Since extreme values seem to be important, I tried regressions on the geometric and harmonic means of stats (sans DEX), but they did little better than a simple sum of stats.

The role of INT

INT has a low correlation with success, which is weird. This would happen if there was a test for INT, but that test was either unusually easy or unusually hard. If it was easy you'd see INT causing success for dumb people, but not for smart people, and viceversa. So I split the dataset by INT below and above 10 and got a massive correlation jump on the low intelligence group.

group INT coefficient R-squared
low int 0.0529 0.1592
high int 0.0160 0.1384

This tells us:

  • don't dump INT, which we already knew from the specialization analysis
  • and don't specialize on INT, which we already knew from looking at stat correlations.

There remains the matter of how to interpret the R-squared of our split model.

R-squared is a measure of variance explained. It is calculated as4

\[R^2 = \frac{SS(mean) - SS(fit)}{SS(mean)}\]

where SS(mean) is the sum of square differences around the sample mean and SS(fit) is the sum of squared differences around the prediction function.

\[SS(mean) = \sum _{\forall (x, y)} {(y - \bar y)^2}\] \[SS(fit) = \sum _{\forall (x, y)} {(y - f(x))^2}\]

There is no indication that the prediction function should be linear, so we could simply calculate adventurer scores from the segregated data, pool together the scores and successes, and then calculate R-squared from there.

Segmented regression

Can we can efficiently check which stats show exceptional returns near extreme values? This would tell us which of our strengths to double down on, or alternatively, which weaknesses to address.

We can check each stat by hand like we did with INT, but that is a lot of work. What we want is a way to run segregated regressions on every stat, all at once.

I could, at this point, stop using a spreadsheet and move to Python, where I'd have ready access to library implementations of segmented regression, random trees, etc. But I did say I was going to do this with spreadsheet builtins only, so I'll have to hack a spreadsheet solution instead.

The straightforward way to do this would be to specify a full model made up of two lines and a cutoff point.

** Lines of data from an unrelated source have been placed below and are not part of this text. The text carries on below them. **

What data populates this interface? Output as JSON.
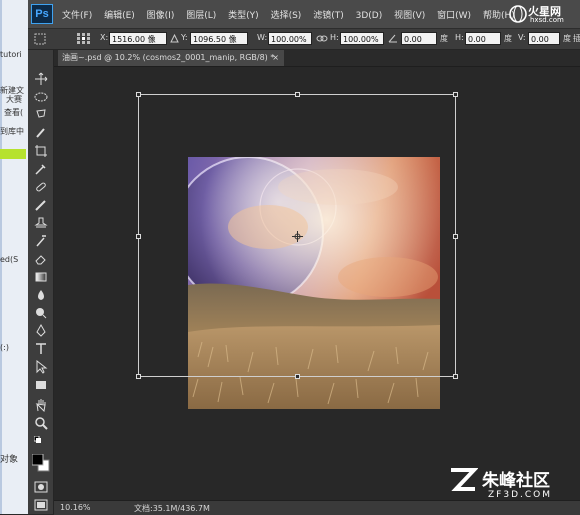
{
  "app": {
    "logo": "Ps"
  },
  "menu": [
    "文件(F)",
    "编辑(E)",
    "图像(I)",
    "图层(L)",
    "类型(Y)",
    "选择(S)",
    "滤镜(T)",
    "3D(D)",
    "视图(V)",
    "窗口(W)",
    "帮助(H)"
  ],
  "options": {
    "x_label": "X:",
    "x_value": "1516.00 像",
    "y_label": "Y:",
    "y_value": "1096.50 像",
    "w_label": "W:",
    "w_value": "100.00%",
    "h_label": "H:",
    "h_value": "100.00%",
    "angle_value": "0.00",
    "angle_unit": "度",
    "hskew_label": "H:",
    "hskew_value": "0.00",
    "hskew_unit": "度",
    "vskew_label": "V:",
    "vskew_value": "0.00",
    "vskew_unit": "度",
    "interp_label": "插图"
  },
  "document_tab": {
    "title": "油画~.psd @ 10.2% (cosmos2_0001_manip, RGB/8) *",
    "close": "×"
  },
  "status": {
    "zoom": "10.16%",
    "doc_size": "文档:35.1M/436.7M"
  },
  "background_window": [
    "tutori",
    "新建文",
    "大赛",
    "查看(",
    "到库中",
    "ed(S",
    "(:)",
    "对象"
  ],
  "watermarks": {
    "top_text": "火星网",
    "top_sub": "hxsd.com",
    "bottom_text": "朱峰社区",
    "bottom_sub": "ZF3D.COM"
  },
  "tools": [
    "move-tool",
    "marquee-tool",
    "lasso-tool",
    "quick-select-tool",
    "crop-tool",
    "eyedropper-tool",
    "healing-tool",
    "brush-tool",
    "clone-stamp-tool",
    "history-brush-tool",
    "eraser-tool",
    "gradient-tool",
    "blur-tool",
    "dodge-tool",
    "pen-tool",
    "type-tool",
    "path-select-tool",
    "shape-tool",
    "hand-tool",
    "zoom-tool",
    "foreground-background-colors",
    "quick-mask-mode",
    "screen-mode"
  ],
  "colors": {
    "menubar": "#4a4a4a",
    "workspace": "#282828",
    "ps_blue": "#47a7ff"
  }
}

We could then sort the data by the relevant attribute, split into above/below cutoff groups, and run linear regressions on each.

The problem with this is that we need to split the dataset for every dimension we are segregating. That means we would have take each adventurer and put it into one of \(2^6=64\) groups and then run a linear regression on each group.

…I'm not even going to try drawing that one.

That is both a lot of manual work, and more groups means less adventurers per group, which means less confidence in each indiviual regression.

Plus, if we want to avoid choosing the cutoff by hand, and instad make it part of the model, the model stops being linear. We are then left using a generic non-linear solver, which is insanely slow (I tried it, it wasn't pretty).

Instead I tried an approach inspired by polynomial regression. Polynomial regression is a kind of non-linear regression that can be performed with the same machinery which we use for linear regression. The reason why is out of scope for this article, but maybe I'll dig into Generalized Linear Models some other time.

For my segmented regression I took each stat, and split it into three variables: low stat, medium stat, and high stat, like so:

  • low stat =MIN(stat, 9)
  • medium stat =MEDIAN(9, stat, 14) - 9
  • high stat =MAX(14, stat) - 14

We still have to manually pick cutoffs. I chose to split into first quartile (nines and under), middle two quartiles (tens to fourteens), and top quartile (fifteens and over).

This is like having three "containers" that we fill in order: first we try to fill low, then we take the rest and we fill medium, then we take the rest and fill high.

Stat low stat medium stat high stat
nines and under stat 0 0
tens to fourteens 9 stat - 9 0
fifteens and higher 9 5 stat - 14

Now each segment has it's own coefficient (read: slope) in the linear regression. If we take a look at what that means in 2D we can see that this generates a continuous line made out of straight segments.

Note: image above is made from synthetic data unrelated to this problem. I am checking the tooling returns something sane.

Now we have something that works on high dimensions with minimal manual labor, and runs fast.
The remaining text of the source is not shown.